“imo, proper balance and timing renders the notion of positive or negative tiller practically meaningless.”
I’ll give you an amen for that one Jamie!
“So how do you tiller a bow for good arrow flight while it’s on the tree?”
Roy, we discussed this at my place years ago. By tillering for good arrow flight, I mean tillering so that the arrow nock comes straight back, perpendicular to the handle/shelf, and leaves along that same line when shot. This way the arrow won’t have to recover from porpoising in flight, less energy is wasted, and the bow draws and shoots more balanced and sweet in the hand. These, and more, are natural bi-products of synchronized limbs.
Where I place the hook on the string(middle finger fulcrum point) is less than a half inch from where the actual arrow nock will be on the string, so as I draw the bow on the tree, with no tipping of the bow permitted, I watch how that hook travels down towards the floor. I have vertical lines on the wall which replicate the arrow nock’s travel in relation to the arrow shelf on the handle. When the limbs are timed equally, the hook will come straight down following the line. If one limb is stronger, the hook will be pulled toward the stronger limb. This is what I use to judge relative limb strength/timing… from the very first pull on the tree to the very last. Since I wish for this to be a pretty precise ordeal, it’s imperative that the handle is sitting level in the tree and held the way my hand will hold it. It’s important that the HANDLE is level, not necessarily the whole bow. I want the handle level and don’t care where the tips are in relation to one another. One can actually be higher than the other, and the limbs can still be perfectly timed.
If you would like the bottom limb a little stronger, as some do when it’s designed shorter for balance, you can tiller the bow so that the hook slightly fades towards the bottom limb as the bow is drawn and arrow flight and shooting quality is affected insignificantly.
“Do you tiller for even tiller, positive tiller, etc?”
No. I don’t tiller for even tiller, positive tiller, negative tiller or ANY of that jazz. That is NOT my guide. It’s a false prophet. It will lead you to tiller some bows sub-optimally. I tiller so that the arrow’s nock comes straight back, perpendicular to the handle, and leaves along the same line… straight ahead… with practically NO THOUGHT GIVEN WHATSOEVER to how the bow measures at brace.
How COULD you tiller to a predetermined measurement if you have one limb with reflex and the other with deflex… or like some of the bows I’ve made, with a big hump at the dip right where you’re ‘supposed’ to measure them?
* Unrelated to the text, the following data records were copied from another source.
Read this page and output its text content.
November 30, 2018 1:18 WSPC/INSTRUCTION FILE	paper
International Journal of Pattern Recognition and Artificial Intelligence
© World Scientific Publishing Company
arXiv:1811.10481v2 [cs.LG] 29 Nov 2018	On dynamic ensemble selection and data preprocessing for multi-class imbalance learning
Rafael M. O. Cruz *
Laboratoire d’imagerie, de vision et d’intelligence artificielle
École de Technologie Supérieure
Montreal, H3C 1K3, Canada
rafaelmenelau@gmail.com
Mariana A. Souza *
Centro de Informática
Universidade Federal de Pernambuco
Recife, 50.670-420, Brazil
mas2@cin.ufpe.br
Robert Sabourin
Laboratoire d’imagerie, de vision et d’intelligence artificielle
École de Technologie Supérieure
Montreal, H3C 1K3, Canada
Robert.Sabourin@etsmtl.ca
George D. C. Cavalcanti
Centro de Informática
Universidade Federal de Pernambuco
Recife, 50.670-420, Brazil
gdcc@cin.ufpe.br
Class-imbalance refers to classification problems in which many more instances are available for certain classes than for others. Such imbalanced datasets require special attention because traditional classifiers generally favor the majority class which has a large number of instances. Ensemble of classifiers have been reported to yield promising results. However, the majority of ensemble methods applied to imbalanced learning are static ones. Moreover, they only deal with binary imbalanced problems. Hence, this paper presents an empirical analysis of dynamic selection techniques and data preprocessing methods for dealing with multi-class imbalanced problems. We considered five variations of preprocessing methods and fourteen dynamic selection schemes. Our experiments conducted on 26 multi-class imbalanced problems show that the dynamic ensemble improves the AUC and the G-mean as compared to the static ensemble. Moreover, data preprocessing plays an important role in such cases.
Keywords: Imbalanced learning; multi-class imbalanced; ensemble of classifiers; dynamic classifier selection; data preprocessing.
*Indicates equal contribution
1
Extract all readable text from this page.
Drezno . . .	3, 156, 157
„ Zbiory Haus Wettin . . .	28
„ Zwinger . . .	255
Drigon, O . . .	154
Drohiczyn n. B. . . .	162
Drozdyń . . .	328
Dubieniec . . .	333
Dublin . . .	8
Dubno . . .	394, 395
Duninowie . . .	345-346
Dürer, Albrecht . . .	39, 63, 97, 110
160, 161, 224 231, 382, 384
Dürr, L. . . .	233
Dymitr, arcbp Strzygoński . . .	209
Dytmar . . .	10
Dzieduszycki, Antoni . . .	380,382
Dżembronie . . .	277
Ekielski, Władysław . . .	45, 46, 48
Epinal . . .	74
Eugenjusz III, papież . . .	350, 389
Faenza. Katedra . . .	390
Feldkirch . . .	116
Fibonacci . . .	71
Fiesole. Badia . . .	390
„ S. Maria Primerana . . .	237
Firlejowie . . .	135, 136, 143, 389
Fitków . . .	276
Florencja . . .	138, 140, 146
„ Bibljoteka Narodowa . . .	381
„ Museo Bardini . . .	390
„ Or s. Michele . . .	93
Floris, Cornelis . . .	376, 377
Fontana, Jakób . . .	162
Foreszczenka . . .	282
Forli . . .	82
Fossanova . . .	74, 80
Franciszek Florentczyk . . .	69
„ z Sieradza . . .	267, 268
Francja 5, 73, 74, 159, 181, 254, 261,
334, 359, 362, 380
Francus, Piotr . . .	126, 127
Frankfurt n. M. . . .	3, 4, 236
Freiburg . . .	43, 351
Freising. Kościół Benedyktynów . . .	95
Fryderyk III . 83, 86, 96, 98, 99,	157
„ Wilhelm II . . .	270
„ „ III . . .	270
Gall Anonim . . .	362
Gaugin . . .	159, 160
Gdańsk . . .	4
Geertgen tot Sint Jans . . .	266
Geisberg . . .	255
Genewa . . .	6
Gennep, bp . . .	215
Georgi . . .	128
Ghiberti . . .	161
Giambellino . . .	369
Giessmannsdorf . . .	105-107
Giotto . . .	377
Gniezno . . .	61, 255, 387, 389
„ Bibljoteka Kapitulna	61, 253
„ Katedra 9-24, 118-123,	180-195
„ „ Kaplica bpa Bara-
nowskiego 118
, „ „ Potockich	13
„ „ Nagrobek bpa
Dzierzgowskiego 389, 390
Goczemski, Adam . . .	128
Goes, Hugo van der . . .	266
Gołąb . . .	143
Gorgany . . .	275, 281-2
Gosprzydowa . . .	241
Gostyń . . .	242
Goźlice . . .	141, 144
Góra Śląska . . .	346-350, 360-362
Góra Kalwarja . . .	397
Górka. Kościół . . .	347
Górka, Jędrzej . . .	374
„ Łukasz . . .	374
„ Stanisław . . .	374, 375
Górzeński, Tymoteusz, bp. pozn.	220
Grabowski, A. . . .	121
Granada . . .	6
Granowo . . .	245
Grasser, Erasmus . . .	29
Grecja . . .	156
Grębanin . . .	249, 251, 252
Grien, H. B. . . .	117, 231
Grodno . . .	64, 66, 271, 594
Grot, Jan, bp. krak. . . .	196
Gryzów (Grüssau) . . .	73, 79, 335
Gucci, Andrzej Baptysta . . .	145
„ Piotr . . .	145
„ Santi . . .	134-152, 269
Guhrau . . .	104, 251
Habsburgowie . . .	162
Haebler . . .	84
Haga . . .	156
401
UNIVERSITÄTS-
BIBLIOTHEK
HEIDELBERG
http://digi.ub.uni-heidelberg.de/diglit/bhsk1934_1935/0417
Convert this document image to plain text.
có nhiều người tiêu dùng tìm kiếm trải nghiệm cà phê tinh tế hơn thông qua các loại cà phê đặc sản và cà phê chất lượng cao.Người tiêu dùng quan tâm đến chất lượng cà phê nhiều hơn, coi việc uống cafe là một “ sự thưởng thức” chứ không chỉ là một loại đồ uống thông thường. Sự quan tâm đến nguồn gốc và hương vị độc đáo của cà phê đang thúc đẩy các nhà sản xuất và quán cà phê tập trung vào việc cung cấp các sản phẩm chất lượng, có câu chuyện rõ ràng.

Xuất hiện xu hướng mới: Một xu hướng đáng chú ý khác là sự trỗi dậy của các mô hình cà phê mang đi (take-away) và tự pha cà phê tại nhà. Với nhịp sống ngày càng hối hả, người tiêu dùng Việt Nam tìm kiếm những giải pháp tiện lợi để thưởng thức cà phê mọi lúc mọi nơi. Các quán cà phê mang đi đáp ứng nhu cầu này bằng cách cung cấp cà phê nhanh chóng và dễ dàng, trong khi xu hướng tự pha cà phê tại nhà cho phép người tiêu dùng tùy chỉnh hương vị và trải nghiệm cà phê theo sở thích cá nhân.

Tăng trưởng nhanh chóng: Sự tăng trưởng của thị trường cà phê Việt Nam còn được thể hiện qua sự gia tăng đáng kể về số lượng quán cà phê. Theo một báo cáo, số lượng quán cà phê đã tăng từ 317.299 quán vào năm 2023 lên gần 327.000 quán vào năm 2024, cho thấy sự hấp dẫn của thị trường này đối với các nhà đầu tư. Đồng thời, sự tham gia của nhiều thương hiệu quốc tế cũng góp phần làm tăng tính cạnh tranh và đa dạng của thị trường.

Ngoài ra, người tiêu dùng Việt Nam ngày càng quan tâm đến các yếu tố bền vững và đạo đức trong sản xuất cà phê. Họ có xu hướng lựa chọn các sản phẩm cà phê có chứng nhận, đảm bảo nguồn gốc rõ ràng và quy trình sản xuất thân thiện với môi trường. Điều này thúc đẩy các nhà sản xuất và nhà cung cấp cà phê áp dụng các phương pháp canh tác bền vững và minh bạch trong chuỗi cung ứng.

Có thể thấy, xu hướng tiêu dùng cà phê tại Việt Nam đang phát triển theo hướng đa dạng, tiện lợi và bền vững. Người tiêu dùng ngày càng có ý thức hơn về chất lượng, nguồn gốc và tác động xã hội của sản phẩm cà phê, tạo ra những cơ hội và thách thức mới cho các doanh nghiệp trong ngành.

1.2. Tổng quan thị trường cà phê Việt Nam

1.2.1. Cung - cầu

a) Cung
If you have a selfbow stave with one limb reflexed and the other deflexed and build the bow to say… a predetermined 1/4” positive tiller, the limbs can be far out of time. It will have more handshock that it should and you’ll have a harder, if not impossible, time tuning it. If, instead, you completely ignore any such brace height measurements, and you tiller it so that the arrow’s nock travels straight away from the handle, then straight forward upon release… the limbs will be timed REGARDLESS of what the bow looks like or measures at brace height. As such, with perfectly timed limbs, bows may end up with positive, equal, or negative tiller, but they’ll all be perfectly balanced during the draw and shoot wonderfully right out of the gate.
When I’m in bowyer mode, I like to spend my time making bows, the best bows I’m capable of making. I don’t care for messing around trying to tune a bow that doesn’t want to be tuned or ‘settling’ with arrow flight that is just passable.
“Do you tiller it to your final draw on the tree then shoot it and tiller more by feel of how the limbs react and arrows fly when shot?”
I tiller to final draw on the tree with maybe a couple extra pounds for shooting-in. If I do my job properly there on the tree, the limbs will react harmoniously, pulling the handle straight back, balanced, into the palm of my bow hand all the way through the draw, and stay that way at full draw, without me having to heel it to keep it from tipping, and the arrows will fly perfectly… every time. I’ve never had it any other way. I cannot be this precise by finishing the tillering of the bow ‘by hand’, looking in a mirror… or even taking and studying pictures of it on the computer. None of that will tell me as much as my tillering tree will tell me.
This method works equally well regardless of how a bow is designed… i.e. symmetrical or asymmetrical limb design, funky lumpy selfbows, bamboo backed bows, d/r glass bows, recurves, or whatever.
"So basicly, assuming a drawing hand placement of the tillering tree pull rope on the bow string, a bow should be tillered so both limb tips are coming down the tree to the same length? And a nice even arc in both limbs."
No. That is not the same thing. There are many reasons I can think of that would cause such a bow to still be out of time. They don't all have a perfect, symmetrical shape. They shouldn't all be tillered with nice even arcs(another pet peeve of mine). They don't all have both limb tips starting the same distance in front of the handle, etc. And if designed so that the bottom limb is shorter, it shouldn't necessarily come down the same distance since it travels in a tighter radius.